李青從荊顏這兒側面證實了很多事情。
雖然依舊沒有找到關于他的答案,但也消除了他的疑惑。
荊顏和玄塵真人并不是有意瞞著他的,這個事情早早的告訴了他,確實沒什么必要,反而只會讓他不安。
既然暫時連這幾位大佬都搞不清楚,李青雖然煩悶,但好像想也沒用,索性便放下了。一個找不到答案的問題,時間自然會慢慢挖掘出答案的。
到時候再想辦法吧。
跟荊顏說了下他要去給唐姬搞定房子的事情,李青便駕馭著破靈箭離開了浮玉山。
只是剛走到山門的位置,耳邊忽然響起了玄塵真人的聲音,“小兔崽子,給我下來!”
李青定睛往下面一看,他那便宜師父正背著手站在內外九真宮的邊界上仰頭看著他。
催動破靈箭,李青從天上落了下來,到了玄塵真人的身邊。
“師父,你這是又準備上什么地方當神棍去?”李青笑嘻嘻問道。
玄塵真人沒好奇的瞥了一眼李青,問道:“那位前輩送走了?”
“啊。”李青點了點頭。
玄塵真人板著臉,語重心長的說道:“跟那位前輩一定要維持好關系,你能接受的事情順著她,不能接受的事情就強行要求自己順著她,她的實力很恐怖,已經摸到了道的門檻。”

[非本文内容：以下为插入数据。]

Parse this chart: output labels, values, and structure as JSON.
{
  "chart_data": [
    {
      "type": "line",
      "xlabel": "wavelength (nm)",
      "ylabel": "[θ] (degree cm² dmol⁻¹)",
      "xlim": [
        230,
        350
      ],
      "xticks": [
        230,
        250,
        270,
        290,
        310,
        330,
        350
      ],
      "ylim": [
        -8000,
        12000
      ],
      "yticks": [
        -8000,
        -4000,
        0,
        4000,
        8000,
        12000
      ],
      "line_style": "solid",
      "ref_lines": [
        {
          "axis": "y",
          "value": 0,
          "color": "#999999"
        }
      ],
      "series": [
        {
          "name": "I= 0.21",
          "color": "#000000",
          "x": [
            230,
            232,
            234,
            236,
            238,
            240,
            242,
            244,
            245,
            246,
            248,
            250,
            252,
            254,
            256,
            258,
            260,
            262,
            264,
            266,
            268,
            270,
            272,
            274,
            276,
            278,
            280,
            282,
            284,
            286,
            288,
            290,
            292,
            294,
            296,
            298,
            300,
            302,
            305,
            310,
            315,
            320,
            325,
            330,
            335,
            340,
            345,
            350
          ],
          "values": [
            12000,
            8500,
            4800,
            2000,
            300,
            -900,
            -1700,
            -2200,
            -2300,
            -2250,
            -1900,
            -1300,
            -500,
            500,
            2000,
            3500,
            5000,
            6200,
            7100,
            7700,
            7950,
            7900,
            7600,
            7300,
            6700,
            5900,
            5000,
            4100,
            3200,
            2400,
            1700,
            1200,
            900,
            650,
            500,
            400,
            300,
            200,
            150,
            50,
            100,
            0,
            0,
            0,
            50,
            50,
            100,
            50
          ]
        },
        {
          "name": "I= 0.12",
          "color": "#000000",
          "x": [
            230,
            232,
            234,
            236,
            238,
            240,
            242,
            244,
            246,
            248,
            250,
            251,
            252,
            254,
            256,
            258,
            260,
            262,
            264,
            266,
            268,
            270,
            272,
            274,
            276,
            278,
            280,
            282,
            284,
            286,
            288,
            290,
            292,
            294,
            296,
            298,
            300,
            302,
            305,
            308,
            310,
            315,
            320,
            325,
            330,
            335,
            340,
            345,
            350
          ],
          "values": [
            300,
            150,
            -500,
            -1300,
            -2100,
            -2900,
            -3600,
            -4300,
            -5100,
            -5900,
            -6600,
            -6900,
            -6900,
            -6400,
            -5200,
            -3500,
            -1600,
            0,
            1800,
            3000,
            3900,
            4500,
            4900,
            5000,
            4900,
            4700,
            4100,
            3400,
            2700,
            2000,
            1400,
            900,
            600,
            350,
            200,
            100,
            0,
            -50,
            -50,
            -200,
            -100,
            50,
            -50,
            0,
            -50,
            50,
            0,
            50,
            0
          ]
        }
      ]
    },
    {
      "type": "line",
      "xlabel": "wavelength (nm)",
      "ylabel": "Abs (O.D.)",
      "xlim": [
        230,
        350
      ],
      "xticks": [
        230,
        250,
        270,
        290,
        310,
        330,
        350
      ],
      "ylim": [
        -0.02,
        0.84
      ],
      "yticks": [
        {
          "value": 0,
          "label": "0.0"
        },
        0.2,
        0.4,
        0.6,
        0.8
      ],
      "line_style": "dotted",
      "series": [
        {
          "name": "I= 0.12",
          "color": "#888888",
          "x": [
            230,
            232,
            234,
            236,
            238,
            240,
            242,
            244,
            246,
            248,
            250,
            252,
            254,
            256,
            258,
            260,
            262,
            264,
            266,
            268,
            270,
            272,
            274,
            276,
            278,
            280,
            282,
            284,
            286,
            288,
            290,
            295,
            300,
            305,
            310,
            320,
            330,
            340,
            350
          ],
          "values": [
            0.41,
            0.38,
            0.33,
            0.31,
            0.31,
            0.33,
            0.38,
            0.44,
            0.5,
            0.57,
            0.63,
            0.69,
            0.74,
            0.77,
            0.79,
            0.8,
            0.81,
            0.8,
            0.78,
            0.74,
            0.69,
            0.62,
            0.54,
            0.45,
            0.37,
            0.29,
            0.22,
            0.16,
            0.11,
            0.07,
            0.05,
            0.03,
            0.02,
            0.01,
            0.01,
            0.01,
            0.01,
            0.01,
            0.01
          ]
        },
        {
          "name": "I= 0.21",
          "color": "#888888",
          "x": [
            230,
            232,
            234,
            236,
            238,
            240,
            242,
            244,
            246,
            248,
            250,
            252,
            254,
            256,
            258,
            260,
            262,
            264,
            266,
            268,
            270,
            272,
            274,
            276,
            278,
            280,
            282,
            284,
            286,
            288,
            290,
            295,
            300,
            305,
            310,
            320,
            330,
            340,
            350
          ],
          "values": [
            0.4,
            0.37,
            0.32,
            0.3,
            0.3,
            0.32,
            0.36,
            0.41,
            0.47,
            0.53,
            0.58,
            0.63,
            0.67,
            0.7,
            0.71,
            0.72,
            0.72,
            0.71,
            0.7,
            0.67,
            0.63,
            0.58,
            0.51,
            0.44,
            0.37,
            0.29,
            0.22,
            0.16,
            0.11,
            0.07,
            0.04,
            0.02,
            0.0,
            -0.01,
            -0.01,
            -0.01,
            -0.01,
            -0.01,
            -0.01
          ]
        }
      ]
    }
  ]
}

“之前議事的時候,你也在,她的實力和我們宗門內那兩位老祖宗相當,你應該明白這個分量吧?我們那兩位老祖可以說是我們九真宮真正的底蘊所在,但他們是在沉睡,每一次的清醒都在消耗著他們的生機,現在還不知道能再醒來幾次。”
“但那位,是活蹦亂跳的和老祖同個級別的強者,明白了嗎?”
李青笑著點了點頭,“師父,你沒必要這么嚴肅,之前議事的時候,我就聽出來了。”
“我不嚴肅能行嗎?我要是不說清楚點,萬一你再干出針對你長河師伯那樣的事情怎么辦?你長河師伯雖然脾氣怪點,但人品是沒問題的,等他從劍閣出來的時候,不可能打死你,大概只會把你打個半死。”玄塵真人沉聲說道。
“但是你要是惹惱了那位,宗門或許就得用最后的底蘊來抗衡了,還不一定能打得過,這么恐怖的代價,你說為師能放心嗎?”
“是是是,師父教訓的是。”李青連連點頭,下一秒非常絲滑的轉移了話題問道,“師父,如果我長河師伯打我,你應該會幫我的吧?”
“你想多了,我一般不會在這種事情上護犢子。”玄塵真人輕哼了一聲說道,“你也不看看你干的那叫什么事,等于直接把你長河師伯給封印了,我擔心我要是攔了,他會連我一起打!”
“這可不能怪我,誰叫他連個注意事項都不跟我說,就突然搞襲擊的!”李青嘟囔道,“不過也沒事,師父你不幫我,我到時候繼續找唐姬幫忙,長河師伯要是不服氣,把他再封印一次就是了。這種有大腿的感覺還是蠻好的,起碼不至于恐慌。”